Lean hog futures ended the day mixed, mostly higher on spread adjustments with support from the higher wholesale values during the session. June lean hogs closed $.07 higher at $48.05 and July lean hogs closed $.45 lower at $61.57.
Cash hogs closed steady to higher with moderate negotiated purchases. Supplies of market-ready barrows and gilts are still heavy, but daily slaughter totals continue to push higher helping to keep the supply chain moving. The industry remains hopeful demand for US pork will continue to rise both domestically and globally, providing some price support. While slaughter capacity has been on the rise, processors are still working their way through the backlog of hogs. Barrows and gilts at the National Daily Direct closed $.21 higher with a base range of $27 to $32.50 for a weighted average of $30.36; the Iowa/Minnesota closed $.91 higher for a weighted average of $30.94; the Western Corn Belt closed $.49 higher for a weighted average of $30.52. The Eastern Corn Belt was not reported due to confidentiality.
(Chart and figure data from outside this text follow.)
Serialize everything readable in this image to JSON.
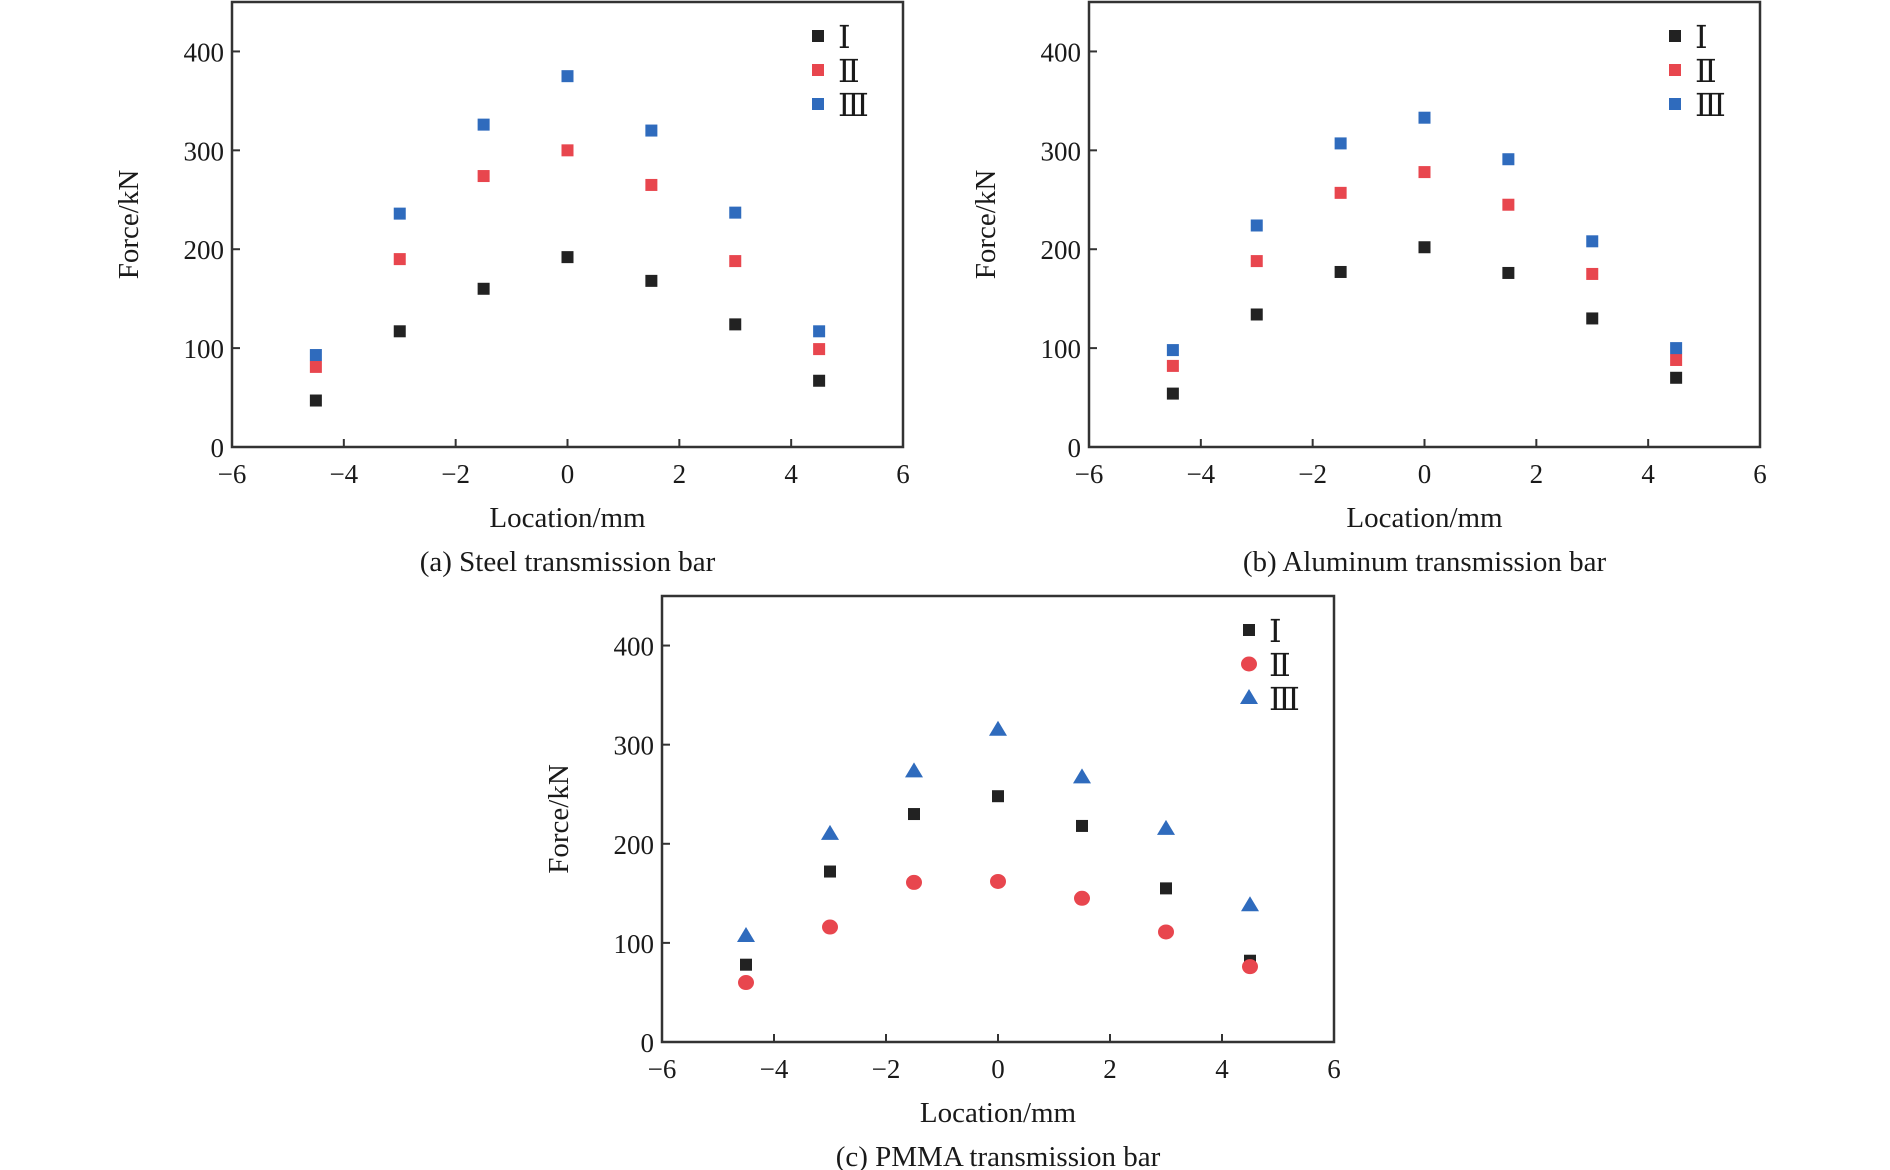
{
  "figure": {
    "panels": [
      "a",
      "b",
      "c"
    ]
  },
  "chart_data": [
    {
      "type": "scatter",
      "id": "a",
      "title": "",
      "caption": "(a) Steel transmission bar",
      "xlabel": "Location/mm",
      "ylabel": "Force/kN",
      "xlim": [
        -6,
        6
      ],
      "ylim": [
        0,
        450
      ],
      "xticks": [
        -6,
        -4,
        -2,
        0,
        2,
        4,
        6
      ],
      "xtick_labels": [
        "−6",
        "−4",
        "−2",
        "0",
        "2",
        "4",
        "6"
      ],
      "yticks": [
        0,
        100,
        200,
        300,
        400
      ],
      "ytick_labels": [
        "0",
        "100",
        "200",
        "300",
        "400"
      ],
      "grid": false,
      "legend_position": "top-right",
      "x": [
        -4.5,
        -3,
        -1.5,
        0,
        1.5,
        3,
        4.5
      ],
      "series": [
        {
          "name": "Ⅰ",
          "marker": "square",
          "color": "#222222",
          "values": [
            47,
            117,
            160,
            192,
            168,
            124,
            67
          ]
        },
        {
          "name": "Ⅱ",
          "marker": "square",
          "color": "#e8464e",
          "values": [
            81,
            190,
            274,
            300,
            265,
            188,
            99
          ]
        },
        {
          "name": "Ⅲ",
          "marker": "square",
          "color": "#2f6bbd",
          "values": [
            93,
            236,
            326,
            375,
            320,
            237,
            117
          ]
        }
      ]
    },
    {
      "type": "scatter",
      "id": "b",
      "title": "",
      "caption": "(b) Aluminum transmission bar",
      "xlabel": "Location/mm",
      "ylabel": "Force/kN",
      "xlim": [
        -6,
        6
      ],
      "ylim": [
        0,
        450
      ],
      "xticks": [
        -6,
        -4,
        -2,
        0,
        2,
        4,
        6
      ],
      "xtick_labels": [
        "−6",
        "−4",
        "−2",
        "0",
        "2",
        "4",
        "6"
      ],
      "yticks": [
        0,
        100,
        200,
        300,
        400
      ],
      "ytick_labels": [
        "0",
        "100",
        "200",
        "300",
        "400"
      ],
      "grid": false,
      "legend_position": "top-right",
      "x": [
        -4.5,
        -3,
        -1.5,
        0,
        1.5,
        3,
        4.5
      ],
      "series": [
        {
          "name": "Ⅰ",
          "marker": "square",
          "color": "#222222",
          "values": [
            54,
            134,
            177,
            202,
            176,
            130,
            70
          ]
        },
        {
          "name": "Ⅱ",
          "marker": "square",
          "color": "#e8464e",
          "values": [
            82,
            188,
            257,
            278,
            245,
            175,
            88
          ]
        },
        {
          "name": "Ⅲ",
          "marker": "square",
          "color": "#2f6bbd",
          "values": [
            98,
            224,
            307,
            333,
            291,
            208,
            100
          ]
        }
      ]
    },
    {
      "type": "scatter",
      "id": "c",
      "title": "",
      "caption": "(c) PMMA transmission bar",
      "xlabel": "Location/mm",
      "ylabel": "Force/kN",
      "xlim": [
        -6,
        6
      ],
      "ylim": [
        0,
        450
      ],
      "xticks": [
        -6,
        -4,
        -2,
        0,
        2,
        4,
        6
      ],
      "xtick_labels": [
        "−6",
        "−4",
        "−2",
        "0",
        "2",
        "4",
        "6"
      ],
      "yticks": [
        0,
        100,
        200,
        300,
        400
      ],
      "ytick_labels": [
        "0",
        "100",
        "200",
        "300",
        "400"
      ],
      "grid": false,
      "legend_position": "top-right",
      "x": [
        -4.5,
        -3,
        -1.5,
        0,
        1.5,
        3,
        4.5
      ],
      "series": [
        {
          "name": "Ⅰ",
          "marker": "square",
          "color": "#222222",
          "values": [
            78,
            172,
            230,
            248,
            218,
            155,
            82
          ]
        },
        {
          "name": "Ⅱ",
          "marker": "circle",
          "color": "#e8464e",
          "values": [
            60,
            116,
            161,
            162,
            145,
            111,
            76
          ]
        },
        {
          "name": "Ⅲ",
          "marker": "triangle",
          "color": "#2f6bbd",
          "values": [
            107,
            210,
            273,
            315,
            267,
            215,
            138
          ]
        }
      ]
    }
  ]
}
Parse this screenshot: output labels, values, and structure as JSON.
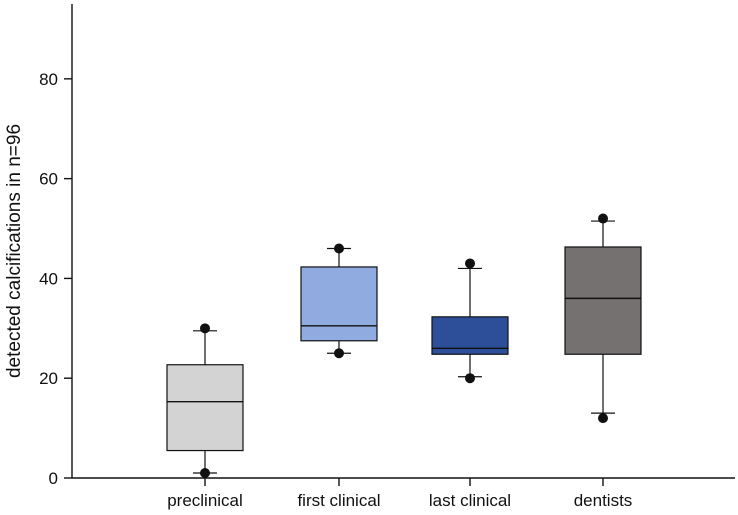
{
  "chart_data": {
    "type": "box",
    "title": "",
    "xlabel": "",
    "ylabel": "detected calcifications in n=96",
    "ylim": [
      0,
      95
    ],
    "yticks": [
      0,
      20,
      40,
      60,
      80
    ],
    "grid": false,
    "categories": [
      "preclinical",
      "first clinical",
      "last clinical",
      "dentists"
    ],
    "series": [
      {
        "category": "preclinical",
        "whisker_low": 1,
        "q1": 5.5,
        "median": 15.3,
        "q3": 22.7,
        "whisker_high": 29.5,
        "outliers": [
          1,
          30
        ],
        "color": "#d3d3d3"
      },
      {
        "category": "first clinical",
        "whisker_low": 25,
        "q1": 27.5,
        "median": 30.5,
        "q3": 42.3,
        "whisker_high": 46,
        "outliers": [
          25,
          46
        ],
        "color": "#8fabe0"
      },
      {
        "category": "last clinical",
        "whisker_low": 20.3,
        "q1": 24.8,
        "median": 26,
        "q3": 32.3,
        "whisker_high": 42,
        "outliers": [
          20,
          43
        ],
        "color": "#2d4f99"
      },
      {
        "category": "dentists",
        "whisker_low": 13,
        "q1": 24.8,
        "median": 36,
        "q3": 46.3,
        "whisker_high": 51.5,
        "outliers": [
          12,
          52
        ],
        "color": "#757171"
      }
    ]
  }
}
The latest Feeder Pig Report from the USDA shows early-weaned pigs are $2 per head lower and all feeder pigs are $3 per head lower. Demand was light for moderate to heavy offerings. Receipts included 52 percent formulated prices. The total composite formula range for early-weaned pigs is $10.05 to $40.05 for an average of $26.91. The total composite cash range was $1 to $8.50 for an average of $5.11. The total composite weighted average for all early-weaned pigs is $17.46 and the average for all feeder pigs is $14.65.
Butcher hog prices at the Midwest cash market are steady at $20. At Illinois, slaughter sow prices were steady with moderate demand for light to moderate offerings at $7 to $18. Barrow and gilt prices were steady at $10 to $18 for light demand for heavy offerings. Boars ranged from $1 to $5.
Pork values closed firm – up $.53 at $69.99. Butts, hams, and loins closed higher to sharply higher. Bellies are steady. Ribs and picnics closed lower. Estimated hog slaughter is 438,000 head – down 5,000 on the week and down 27,000 on the year. Saturday’s estimated kill is 230,000 head – down 78,000 on the week, but up 160,000 on the year.